In the second annual edition of an online survey among 400 institutional traders — a ,majority of them focused on foreign exchange markets — JP Morgan (JPM.N) found the proportion of investors now using a mobile trading app jumped by about 20 percentage points to about 37 percent.
Significant barriers remain, in particular, with relation to company policies preventing trading on mobile devices.
But Scott Wacker, global head of e-commerce sales and marketing at the U.S.-based bank, said electronic trading will continue to grow “whether as a result of external regulatory push or an internal drive for efficiency.

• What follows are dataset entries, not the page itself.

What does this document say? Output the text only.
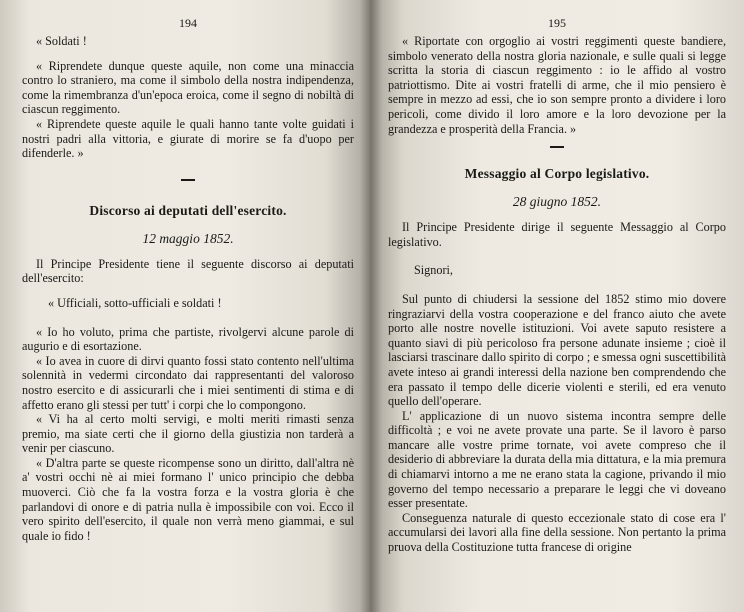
194

« Soldati !

« Riprendete dunque queste aquile, non come una minaccia contro lo straniero, ma come il simbolo della nostra indipendenza, come la rimembranza d'un'epoca eroica, come il segno di nobiltà di ciascun reggimento.

« Riprendete queste aquile le quali hanno tante volte guidati i nostri padri alla vittoria, e giurate di morire se fa d'uopo per difenderle. »

Discorso ai deputati dell'esercito.
12 maggio 1852.

Il Principe Presidente tiene il seguente discorso ai deputati dell'esercito:

« Ufficiali, sotto-ufficiali e soldati !

« Io ho voluto, prima che partiste, rivolgervi alcune parole di augurio e di esortazione.

« Io avea in cuore di dirvi quanto fossi stato contento nell'ultima solennità in vedermi circondato dai rappresentanti del valoroso nostro esercito e di assicurarli che i miei sentimenti di stima e di affetto erano gli stessi per tutt' i corpi che lo compongono.

« Vi ha al certo molti servigi, e molti meriti rimasti senza premio, ma siate certi che il giorno della giustizia non tarderà a venir per ciascuno.

« D'altra parte se queste ricompense sono un diritto, dall'altra nè a' vostri occhi nè ai miei formano l' unico principio che debba muoverci. Ciò che fa la vostra forza e la vostra gloria è che parlandovi di onore e di patria nulla è impossibile con voi. Ecco il vero spirito dell'esercito, il quale non verrà meno giammai, e sul quale io fido !

195

« Riportate con orgoglio ai vostri reggimenti queste bandiere, simbolo venerato della nostra gloria nazionale, e sulle quali si legge scritta la storia di ciascun reggimento : io le affido al vostro patriottismo. Dite ai vostri fratelli di arme, che il mio pensiero è sempre in mezzo ad essi, che io son sempre pronto a dividere i loro pericoli, come divido il loro amore e la loro devozione per la grandezza e prosperità della Francia. »

Messaggio al Corpo legislativo.
28 giugno 1852.

Il Principe Presidente dirige il seguente Messaggio al Corpo legislativo.

Signori,

Sul punto di chiudersi la sessione del 1852 stimo mio dovere ringraziarvi della vostra cooperazione e del franco aiuto che avete porto alle nostre novelle istituzioni. Voi avete saputo resistere a quanto siavi di più pericoloso fra persone adunate insieme ; cioè il lasciarsi trascinare dallo spirito di corpo ; e smessa ogni suscettibilità avete inteso ai grandi interessi della nazione ben comprendendo che era passato il tempo delle dicerie violenti e sterili, ed era venuto quello dell'operare.

L' applicazione di un nuovo sistema incontra sempre delle difficoltà ; e voi ne avete provate una parte. Se il lavoro è parso mancare alle vostre prime tornate, voi avete compreso che il desiderio di abbreviare la durata della mia dittatura, e la mia premura di chiamarvi intorno a me ne erano stata la cagione, privando il mio governo del tempo necessario a preparare le leggi che vi doveano esser presentate.

Conseguenza naturale di questo eccezionale stato di cose era l' accumularsi dei lavori alla fine della sessione. Non pertanto la prima pruova della Costituzione tutta francese di origine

“As the market becomes increasingly comfortable with the security protocols with mobile trading technology, we expect that electronic trading and interaction with the financial markets over mobile devices to increase,” Wacker told Reuters.
The survey also found that the average proportion of notional trading volumes that will go through electronic channels rising to 74 percent in 2018 from 68 percent last year.
While currency markets are far further ahead than their fixed income counterparts in terms of proportion of trading that goes through e-channels, traders say there is a fair amount of volumes on currency swaps and options that have yet to migrate electronically.
The survey also found that market structure and regulatory changes were the biggest source of concern for currency traders with about 37 percent of those surveyed citing that as the major issue facing them followed by geopolitical events and global economic uncertainty at 27 percent and 25 percent respectively.
A Bank of International Settlements report in September 2016 showed global currency trading fell to a daily average of $5.1 trillion in April 2016, a 5.5 percent from the $5.4 trillion average three years ago and the first broad contraction of the market since 2001.
Increasingly, a larger chunk of the volumes in currency markets takes place in swaps and other derivatives rather than cash markets.
Trading via algorithms is expected to see a significant jump this year compared to click to trade, which is where investors respond to streaming prices from banks or the RFQ approach where investors request prices from various liquidity providers.
Keeping in line with a general pick up in currency and bond market volatility over the opening weeks of the year, large banks as well as multi-dealer platforms have reported a pick up in trading flow.
In the first five days of trading under the second version of the Markets in Financial Instruments Directive (MiFID II), Tradeweb’s multi-dealer platform said European credit market volumes surged 70 percent over the daily average in 2017.